According to the problem statement: $P(X=7) = P(X=9)$ Using our simplified formula from Step 1: $\frac{{^nC_7}}{2^n} = \frac{{^nC_9}}{2^n}$ Since $2^n$ is a positive non-zero value, we can cancel it from both sides of the equation: ${^nC_7} = {^nC_9}$ Now, we apply the combinatorial identity: if ${^nC_x} = {^nC_y}$, then either $x=y$ or $x+y=n$. Since $7 \neq 9$, we must have the second case: $n = 7 + 9$ $n = 16$ Thus, the fair coin was tossed a total of 16 times.
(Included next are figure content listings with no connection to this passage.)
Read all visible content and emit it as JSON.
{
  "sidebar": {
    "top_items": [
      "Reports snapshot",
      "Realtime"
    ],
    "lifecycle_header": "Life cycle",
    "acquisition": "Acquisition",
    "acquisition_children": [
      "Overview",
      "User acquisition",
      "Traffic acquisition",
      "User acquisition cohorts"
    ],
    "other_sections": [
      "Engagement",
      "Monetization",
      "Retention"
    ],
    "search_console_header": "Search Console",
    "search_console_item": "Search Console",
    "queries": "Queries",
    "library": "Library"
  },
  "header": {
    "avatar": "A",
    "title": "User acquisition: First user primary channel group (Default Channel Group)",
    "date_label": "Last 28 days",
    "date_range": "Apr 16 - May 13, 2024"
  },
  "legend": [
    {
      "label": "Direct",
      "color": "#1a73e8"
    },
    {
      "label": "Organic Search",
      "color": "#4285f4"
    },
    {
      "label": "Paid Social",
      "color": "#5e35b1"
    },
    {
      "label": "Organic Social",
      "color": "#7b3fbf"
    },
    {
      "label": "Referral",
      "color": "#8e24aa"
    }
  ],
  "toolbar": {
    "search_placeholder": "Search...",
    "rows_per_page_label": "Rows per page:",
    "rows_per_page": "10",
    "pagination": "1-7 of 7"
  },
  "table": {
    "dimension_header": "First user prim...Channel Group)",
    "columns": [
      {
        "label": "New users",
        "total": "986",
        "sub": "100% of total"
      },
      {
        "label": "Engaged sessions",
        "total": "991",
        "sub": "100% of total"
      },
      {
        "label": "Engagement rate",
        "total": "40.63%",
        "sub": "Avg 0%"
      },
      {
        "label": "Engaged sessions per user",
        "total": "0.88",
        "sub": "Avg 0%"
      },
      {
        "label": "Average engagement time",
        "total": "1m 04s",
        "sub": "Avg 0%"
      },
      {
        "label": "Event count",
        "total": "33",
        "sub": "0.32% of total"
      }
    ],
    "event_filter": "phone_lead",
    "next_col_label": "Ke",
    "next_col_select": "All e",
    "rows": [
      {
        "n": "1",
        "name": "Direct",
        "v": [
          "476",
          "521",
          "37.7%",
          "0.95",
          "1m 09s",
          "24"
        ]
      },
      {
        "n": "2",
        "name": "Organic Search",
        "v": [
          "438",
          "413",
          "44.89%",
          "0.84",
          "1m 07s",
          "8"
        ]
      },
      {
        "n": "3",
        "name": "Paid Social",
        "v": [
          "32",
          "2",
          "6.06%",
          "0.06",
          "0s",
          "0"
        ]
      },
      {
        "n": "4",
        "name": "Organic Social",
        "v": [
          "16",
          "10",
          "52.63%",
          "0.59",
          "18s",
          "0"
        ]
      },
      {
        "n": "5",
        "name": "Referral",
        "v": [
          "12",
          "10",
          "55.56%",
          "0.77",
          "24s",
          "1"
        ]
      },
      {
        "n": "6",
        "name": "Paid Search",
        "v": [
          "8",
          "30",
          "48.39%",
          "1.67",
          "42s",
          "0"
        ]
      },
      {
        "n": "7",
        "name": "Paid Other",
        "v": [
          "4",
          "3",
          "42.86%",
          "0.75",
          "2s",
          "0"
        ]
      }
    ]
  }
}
Step 3: Calculate the Probability of Getting 2 Heads Why this step? Now that we know the total number of tosses ($n=16$), we can answer the main question: find the probability of getting 2 heads.

We need to calculate $P(X=2)$ with $n=16$ and $k=2$. Using the simplified formula from Step 1: $P(X=2) = \frac{{^{16}C_2}}{2^{16}}$ First, calculate the binomial coefficient ${^{16}C_2}$: ${^{16}C_2} = \frac{16!}{2!(16-2)!} = \frac{16!}{2!14!} = \frac{16 \times 15 \times 14!}{ (2 \times 1) \times 14!} = \frac{16 \times 15}{2} = 8 \times 15 = 120$ Now, substitute this value back into the probability expression: $P(X=2) = \frac{120}{2^{16}}$ To match the options, we need to simplify this fraction. We can express $120$ as a product involving powers of 2: $120 = 15 \times 8 = 15 \times 2^3$ Substitute this back into the expression: $P(X=2) = \frac{15 \times 2^3}{2^{16}}$ Using the exponent rule $\frac{a^m}{a^n} = a^{m-n}$: $P(X=2) = \frac{15}{2^{16-3}} = \frac{15}{2^{13}}$

3. Common Mistakes & Tips

• Incorrectly Applying Combinatorial Identity: A common mistake is to forget the $x+y=n$ case when ${^nC_x} = {^nC_y}$, especially when $x \neq y$. Always remember both possibilities.
• Calculation Errors with Powers of 2: Powers of 2 can grow large quickly. Be careful with calculations like $2^{16}$ and simplifying fractions by cancelling powers of 2 (e.g., $120 = 15 \times 2^3$).
• Forgetting Binomial Conditions: Always quickly check if the problem fits the binomial distribution criteria (fixed trials, two outcomes, constant probability, independence) before applying the formula.

4. Summary

We began by establishing the appropriate framework of the Binomial Probability Distribution for a fair coin, simplifying the probability formula to $P(X=k) = \frac{{^nC_k}}{2^n}$. Next, we used the given condition that the probability of getting 7 heads equals the probability of getting 9 heads. By applying the combinatorial identity ${^nC_x} = {^nC_y} \implies x+y=n$, we determined the total number of coin tosses to be $n=16$. Finally, we used this value of $n$ to calculate the probability of getting 2 heads, simplifying the result to $\frac{15}{2^{13}}$.

The final answer is $\boxed{\frac{15}{2^{13}}}$, which corresponds to option (C).